Consider this: Rafal outranks every boy in the Woods, even Tedros, in attractiveness. (Though, this is a subjective quality.)
The proof?
Sophie is the oft-touted most beautiful girl in the Woods, and she rarely doubts her own beauty.
Rarely does anything ever make her doubt her own beauty. She is the epitome of ego. So, when a boy causes her to doubt herself in this particular metric? That is significant. She feels self-conscious once around Rafal. Though, it could be because of her generally disheveled state and her fever, but still. There was even a line in TLEA where she wondered whether she was the uglier of the pair of them. A thought that she never had about Tedros. No other boy in the Woods has ever managed this. This, as in, to make the Witch of the Woods Beyond doubt herself.

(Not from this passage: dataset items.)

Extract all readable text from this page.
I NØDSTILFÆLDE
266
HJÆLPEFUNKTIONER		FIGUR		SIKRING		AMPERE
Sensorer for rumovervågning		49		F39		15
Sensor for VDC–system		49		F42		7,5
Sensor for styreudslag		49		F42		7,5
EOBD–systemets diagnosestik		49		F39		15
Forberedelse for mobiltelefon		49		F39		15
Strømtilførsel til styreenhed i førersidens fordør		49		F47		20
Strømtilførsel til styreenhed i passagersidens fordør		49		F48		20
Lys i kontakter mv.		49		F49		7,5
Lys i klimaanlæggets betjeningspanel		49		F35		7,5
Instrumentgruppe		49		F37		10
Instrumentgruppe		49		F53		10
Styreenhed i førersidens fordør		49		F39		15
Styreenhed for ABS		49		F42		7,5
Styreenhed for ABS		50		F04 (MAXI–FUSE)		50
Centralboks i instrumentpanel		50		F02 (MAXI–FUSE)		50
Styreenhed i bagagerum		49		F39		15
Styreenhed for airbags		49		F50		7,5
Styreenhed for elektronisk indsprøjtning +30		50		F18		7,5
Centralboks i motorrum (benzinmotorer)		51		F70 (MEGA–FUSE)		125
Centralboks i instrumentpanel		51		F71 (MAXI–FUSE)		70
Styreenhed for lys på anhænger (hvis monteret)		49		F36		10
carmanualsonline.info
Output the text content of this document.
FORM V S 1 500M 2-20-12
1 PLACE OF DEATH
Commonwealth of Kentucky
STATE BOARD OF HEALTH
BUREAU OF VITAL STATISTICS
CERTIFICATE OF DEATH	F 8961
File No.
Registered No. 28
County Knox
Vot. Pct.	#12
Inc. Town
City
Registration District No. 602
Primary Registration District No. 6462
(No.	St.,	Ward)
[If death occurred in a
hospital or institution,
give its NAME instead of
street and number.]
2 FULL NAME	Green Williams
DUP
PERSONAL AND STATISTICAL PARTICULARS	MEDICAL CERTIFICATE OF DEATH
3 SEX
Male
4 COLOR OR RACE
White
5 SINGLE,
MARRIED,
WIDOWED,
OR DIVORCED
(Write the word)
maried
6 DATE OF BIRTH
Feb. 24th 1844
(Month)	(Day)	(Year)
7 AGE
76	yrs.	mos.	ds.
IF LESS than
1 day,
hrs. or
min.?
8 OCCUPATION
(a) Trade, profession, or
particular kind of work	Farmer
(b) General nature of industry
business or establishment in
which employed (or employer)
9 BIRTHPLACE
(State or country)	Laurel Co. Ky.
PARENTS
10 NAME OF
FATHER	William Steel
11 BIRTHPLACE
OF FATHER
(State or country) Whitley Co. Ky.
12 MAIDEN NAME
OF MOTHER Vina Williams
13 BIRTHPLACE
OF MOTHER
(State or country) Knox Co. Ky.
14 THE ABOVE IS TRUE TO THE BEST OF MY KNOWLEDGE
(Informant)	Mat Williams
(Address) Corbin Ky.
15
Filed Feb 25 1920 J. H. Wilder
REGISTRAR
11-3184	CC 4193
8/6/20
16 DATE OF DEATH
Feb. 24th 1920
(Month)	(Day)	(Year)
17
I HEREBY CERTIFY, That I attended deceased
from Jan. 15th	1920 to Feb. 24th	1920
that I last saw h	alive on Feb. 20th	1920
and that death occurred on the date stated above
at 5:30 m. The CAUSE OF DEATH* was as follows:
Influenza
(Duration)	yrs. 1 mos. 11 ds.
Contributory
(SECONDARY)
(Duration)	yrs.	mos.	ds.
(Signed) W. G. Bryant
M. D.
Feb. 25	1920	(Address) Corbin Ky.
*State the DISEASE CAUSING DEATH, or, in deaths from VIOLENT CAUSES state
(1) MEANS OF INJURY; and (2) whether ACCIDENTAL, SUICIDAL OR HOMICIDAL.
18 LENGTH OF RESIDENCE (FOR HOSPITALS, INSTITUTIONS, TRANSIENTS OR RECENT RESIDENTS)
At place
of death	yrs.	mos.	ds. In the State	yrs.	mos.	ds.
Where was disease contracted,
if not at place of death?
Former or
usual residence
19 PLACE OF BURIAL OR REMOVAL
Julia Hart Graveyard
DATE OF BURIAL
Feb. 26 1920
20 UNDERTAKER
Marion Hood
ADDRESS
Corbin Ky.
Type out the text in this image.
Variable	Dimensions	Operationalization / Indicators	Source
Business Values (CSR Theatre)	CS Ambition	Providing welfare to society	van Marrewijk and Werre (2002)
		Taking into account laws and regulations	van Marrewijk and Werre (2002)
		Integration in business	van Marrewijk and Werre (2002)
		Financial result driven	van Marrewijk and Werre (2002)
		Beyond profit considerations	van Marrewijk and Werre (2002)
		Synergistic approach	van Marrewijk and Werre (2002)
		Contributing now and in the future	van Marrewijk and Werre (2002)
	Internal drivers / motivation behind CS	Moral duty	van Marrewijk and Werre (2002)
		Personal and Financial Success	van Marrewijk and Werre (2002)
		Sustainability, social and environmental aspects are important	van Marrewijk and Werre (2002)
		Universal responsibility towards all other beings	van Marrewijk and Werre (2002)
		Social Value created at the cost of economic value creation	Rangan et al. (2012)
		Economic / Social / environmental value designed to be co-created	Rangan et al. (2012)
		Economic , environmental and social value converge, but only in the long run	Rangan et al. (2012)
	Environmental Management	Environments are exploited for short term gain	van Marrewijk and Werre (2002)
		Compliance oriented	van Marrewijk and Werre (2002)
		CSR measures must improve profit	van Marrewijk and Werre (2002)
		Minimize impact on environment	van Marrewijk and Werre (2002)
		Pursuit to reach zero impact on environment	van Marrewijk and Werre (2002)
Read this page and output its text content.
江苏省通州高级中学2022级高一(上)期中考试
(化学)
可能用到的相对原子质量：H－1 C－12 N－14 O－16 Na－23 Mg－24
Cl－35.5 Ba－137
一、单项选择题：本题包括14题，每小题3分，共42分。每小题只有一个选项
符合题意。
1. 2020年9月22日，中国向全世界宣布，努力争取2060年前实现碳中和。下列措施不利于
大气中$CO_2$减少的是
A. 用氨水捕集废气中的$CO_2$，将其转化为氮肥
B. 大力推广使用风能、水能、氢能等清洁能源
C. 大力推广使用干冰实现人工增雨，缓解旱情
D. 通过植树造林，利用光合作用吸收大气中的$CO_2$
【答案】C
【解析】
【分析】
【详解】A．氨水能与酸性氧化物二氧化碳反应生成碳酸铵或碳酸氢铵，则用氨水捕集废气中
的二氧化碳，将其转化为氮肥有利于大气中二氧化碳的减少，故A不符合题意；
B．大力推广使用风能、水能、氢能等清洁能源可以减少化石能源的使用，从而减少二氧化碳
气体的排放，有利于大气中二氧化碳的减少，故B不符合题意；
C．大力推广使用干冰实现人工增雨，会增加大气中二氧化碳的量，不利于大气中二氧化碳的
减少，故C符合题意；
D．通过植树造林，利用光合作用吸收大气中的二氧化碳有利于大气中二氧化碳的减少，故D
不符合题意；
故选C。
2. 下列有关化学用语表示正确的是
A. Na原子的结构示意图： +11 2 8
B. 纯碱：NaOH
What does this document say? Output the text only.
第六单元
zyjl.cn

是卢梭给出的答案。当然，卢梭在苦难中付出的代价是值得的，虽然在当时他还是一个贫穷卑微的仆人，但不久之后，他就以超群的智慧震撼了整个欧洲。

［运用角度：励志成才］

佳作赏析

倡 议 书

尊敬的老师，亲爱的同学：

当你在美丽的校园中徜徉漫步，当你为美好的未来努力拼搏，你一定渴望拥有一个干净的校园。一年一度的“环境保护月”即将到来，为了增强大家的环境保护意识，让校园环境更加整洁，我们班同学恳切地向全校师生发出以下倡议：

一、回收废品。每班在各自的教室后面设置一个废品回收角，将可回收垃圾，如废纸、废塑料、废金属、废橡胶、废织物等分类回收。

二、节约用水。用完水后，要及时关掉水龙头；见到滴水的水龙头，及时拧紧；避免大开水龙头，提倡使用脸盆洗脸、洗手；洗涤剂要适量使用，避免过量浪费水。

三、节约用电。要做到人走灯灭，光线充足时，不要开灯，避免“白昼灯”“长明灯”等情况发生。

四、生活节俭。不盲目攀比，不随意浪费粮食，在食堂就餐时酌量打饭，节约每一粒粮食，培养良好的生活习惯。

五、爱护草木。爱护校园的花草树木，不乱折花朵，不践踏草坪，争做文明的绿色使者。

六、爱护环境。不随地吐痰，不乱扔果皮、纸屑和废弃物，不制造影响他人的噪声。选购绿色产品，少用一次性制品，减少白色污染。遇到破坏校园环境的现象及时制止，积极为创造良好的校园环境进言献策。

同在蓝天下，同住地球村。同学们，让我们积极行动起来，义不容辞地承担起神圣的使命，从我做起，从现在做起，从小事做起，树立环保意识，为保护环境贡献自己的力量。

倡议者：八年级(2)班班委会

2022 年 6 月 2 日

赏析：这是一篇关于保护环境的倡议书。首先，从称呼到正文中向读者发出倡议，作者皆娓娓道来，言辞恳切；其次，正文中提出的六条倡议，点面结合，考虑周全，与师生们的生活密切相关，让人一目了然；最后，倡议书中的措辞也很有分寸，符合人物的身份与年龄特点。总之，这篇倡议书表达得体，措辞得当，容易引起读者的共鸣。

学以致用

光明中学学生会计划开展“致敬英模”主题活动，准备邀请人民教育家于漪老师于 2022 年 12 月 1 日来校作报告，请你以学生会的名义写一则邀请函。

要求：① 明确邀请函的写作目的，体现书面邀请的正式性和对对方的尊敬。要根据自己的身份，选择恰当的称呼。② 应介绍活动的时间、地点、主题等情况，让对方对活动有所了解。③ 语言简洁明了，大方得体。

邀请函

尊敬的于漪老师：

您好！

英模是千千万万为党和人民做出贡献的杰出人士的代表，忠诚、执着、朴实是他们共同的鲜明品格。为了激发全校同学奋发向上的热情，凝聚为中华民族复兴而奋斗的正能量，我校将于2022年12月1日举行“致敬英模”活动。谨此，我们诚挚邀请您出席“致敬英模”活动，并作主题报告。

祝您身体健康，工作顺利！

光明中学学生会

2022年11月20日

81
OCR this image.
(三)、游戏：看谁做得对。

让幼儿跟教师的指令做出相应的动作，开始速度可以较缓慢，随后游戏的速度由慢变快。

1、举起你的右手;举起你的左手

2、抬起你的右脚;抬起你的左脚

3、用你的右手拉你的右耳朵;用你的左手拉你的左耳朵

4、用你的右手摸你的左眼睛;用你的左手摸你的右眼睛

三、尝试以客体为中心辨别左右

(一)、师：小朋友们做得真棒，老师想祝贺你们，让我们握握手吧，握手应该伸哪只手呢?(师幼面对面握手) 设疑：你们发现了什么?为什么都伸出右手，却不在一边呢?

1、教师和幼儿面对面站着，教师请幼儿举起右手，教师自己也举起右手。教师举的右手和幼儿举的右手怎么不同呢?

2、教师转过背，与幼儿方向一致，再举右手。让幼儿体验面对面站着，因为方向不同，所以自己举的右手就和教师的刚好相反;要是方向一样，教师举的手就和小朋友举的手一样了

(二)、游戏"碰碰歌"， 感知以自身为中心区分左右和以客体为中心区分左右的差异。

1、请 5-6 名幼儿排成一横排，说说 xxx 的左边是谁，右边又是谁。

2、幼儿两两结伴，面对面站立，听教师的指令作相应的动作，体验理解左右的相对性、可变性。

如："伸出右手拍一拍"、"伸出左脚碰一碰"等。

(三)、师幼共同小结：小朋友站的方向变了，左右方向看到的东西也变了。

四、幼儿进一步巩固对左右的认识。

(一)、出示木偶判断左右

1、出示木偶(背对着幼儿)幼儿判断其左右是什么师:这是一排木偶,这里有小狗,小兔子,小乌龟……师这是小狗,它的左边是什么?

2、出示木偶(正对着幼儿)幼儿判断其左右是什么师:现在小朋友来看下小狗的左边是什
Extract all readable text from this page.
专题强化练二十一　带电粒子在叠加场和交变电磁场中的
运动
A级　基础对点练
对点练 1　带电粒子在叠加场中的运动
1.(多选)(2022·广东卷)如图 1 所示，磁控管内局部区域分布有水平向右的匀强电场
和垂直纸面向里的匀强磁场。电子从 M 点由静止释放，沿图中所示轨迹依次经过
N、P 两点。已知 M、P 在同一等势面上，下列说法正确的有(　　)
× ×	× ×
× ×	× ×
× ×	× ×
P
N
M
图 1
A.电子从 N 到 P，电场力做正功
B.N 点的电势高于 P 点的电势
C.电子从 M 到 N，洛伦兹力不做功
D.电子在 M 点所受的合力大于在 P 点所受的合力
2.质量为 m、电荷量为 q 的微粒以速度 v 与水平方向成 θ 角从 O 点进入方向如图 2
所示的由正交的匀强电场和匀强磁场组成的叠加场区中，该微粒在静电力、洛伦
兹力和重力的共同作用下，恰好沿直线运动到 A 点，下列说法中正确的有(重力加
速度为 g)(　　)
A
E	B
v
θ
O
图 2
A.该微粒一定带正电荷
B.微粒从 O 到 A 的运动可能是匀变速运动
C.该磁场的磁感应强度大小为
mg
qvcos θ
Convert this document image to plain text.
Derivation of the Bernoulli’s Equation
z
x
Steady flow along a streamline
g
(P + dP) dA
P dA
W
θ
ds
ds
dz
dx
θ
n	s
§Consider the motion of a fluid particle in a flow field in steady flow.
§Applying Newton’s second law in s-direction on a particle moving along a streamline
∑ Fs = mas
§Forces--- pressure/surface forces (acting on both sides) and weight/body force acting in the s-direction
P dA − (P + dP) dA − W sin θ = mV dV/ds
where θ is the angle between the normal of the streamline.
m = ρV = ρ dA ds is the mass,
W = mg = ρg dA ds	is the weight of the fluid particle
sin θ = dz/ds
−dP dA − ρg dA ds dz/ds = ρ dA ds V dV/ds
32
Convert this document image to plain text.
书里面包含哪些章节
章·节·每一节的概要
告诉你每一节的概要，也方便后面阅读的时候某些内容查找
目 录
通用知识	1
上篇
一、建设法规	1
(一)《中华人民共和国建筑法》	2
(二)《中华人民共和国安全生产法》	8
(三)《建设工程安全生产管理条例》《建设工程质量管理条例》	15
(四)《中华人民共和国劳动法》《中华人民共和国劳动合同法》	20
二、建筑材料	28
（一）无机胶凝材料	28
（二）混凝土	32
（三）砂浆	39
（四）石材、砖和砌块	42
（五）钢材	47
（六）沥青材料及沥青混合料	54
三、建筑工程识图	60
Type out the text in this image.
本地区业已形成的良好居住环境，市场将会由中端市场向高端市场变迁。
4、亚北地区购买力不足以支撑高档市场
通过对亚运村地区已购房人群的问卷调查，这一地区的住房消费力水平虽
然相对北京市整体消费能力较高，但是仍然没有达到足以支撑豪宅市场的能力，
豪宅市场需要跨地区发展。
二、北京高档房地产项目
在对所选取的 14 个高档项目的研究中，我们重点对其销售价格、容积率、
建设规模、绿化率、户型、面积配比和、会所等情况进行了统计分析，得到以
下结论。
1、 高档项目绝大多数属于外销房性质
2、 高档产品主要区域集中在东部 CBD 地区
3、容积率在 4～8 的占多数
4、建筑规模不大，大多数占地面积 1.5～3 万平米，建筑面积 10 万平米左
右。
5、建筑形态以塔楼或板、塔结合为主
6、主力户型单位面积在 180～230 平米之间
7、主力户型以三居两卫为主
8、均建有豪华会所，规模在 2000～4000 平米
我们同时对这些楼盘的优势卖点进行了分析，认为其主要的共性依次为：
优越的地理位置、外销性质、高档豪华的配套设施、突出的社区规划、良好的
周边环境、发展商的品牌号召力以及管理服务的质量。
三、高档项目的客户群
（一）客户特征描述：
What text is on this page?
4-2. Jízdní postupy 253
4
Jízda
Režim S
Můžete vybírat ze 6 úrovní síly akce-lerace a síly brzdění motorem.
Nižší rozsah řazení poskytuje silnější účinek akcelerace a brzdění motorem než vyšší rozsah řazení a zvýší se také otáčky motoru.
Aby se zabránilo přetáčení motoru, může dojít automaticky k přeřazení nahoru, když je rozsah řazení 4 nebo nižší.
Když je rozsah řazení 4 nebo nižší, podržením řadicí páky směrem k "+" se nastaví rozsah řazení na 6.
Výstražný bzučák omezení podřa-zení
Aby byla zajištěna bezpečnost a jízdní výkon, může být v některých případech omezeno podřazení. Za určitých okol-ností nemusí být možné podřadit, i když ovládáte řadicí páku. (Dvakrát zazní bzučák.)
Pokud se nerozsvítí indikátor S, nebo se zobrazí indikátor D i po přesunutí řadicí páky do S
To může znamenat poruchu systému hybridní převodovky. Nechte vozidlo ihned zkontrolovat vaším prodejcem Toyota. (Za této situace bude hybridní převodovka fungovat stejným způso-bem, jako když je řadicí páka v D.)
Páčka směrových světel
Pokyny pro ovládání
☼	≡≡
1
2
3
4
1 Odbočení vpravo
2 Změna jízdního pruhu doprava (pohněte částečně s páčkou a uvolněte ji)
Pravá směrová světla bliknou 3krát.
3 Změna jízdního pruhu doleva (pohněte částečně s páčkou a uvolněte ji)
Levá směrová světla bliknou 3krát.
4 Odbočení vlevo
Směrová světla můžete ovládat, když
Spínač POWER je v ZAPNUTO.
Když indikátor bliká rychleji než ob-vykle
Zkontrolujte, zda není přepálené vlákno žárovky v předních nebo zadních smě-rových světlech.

Is Rafal an anti-hero or an anti-villain? Probably both. It depends on when. Prequel or main series? And, it changes too often. And, from whose perspective are we looking at this from? His own? The readers’? The side characters’? Rhian’s? Sophie’s? I just keep thinking in circles.
Also, to possibly oversimplify the terms: I think of anti-hero as good intentions/desired outcome, bad deeds/means. And, anti-villains are bad intentions/desired outcome, good deeds along the way.
Joke headcanon: Rafal has Marie Antoinette syndrome because of all the undue stress Rhian put him through during their childhood. Because Rhian had exactly zero self-preservation instincts, and Rafal had to keep him from trusting anyone suspicious-looking, or anyone who looked vaguely murderous. Rhian has probably given Rafal a near-heart attack on multiple occasions.
Rhian is a poor judge of character. It's highly unlikely, but this could be what drove Rafal to fratricide. Maybe, he got fed up with continually saving Rhian, and decided he would just murder Rhian himself than allow him to be murdered by someone else.
I could see him thinking that he'd rather murder Rhian himself than let anyone else do it. That he’d rather be the cause of Rhian's death than anything else. If he were twisted or possessive enough, he probably would rather Rhian die by his hand than anyone else's.
All this aside, I think he’s naturally white-haired though. I've always pictured him like that anyway, and it suits him.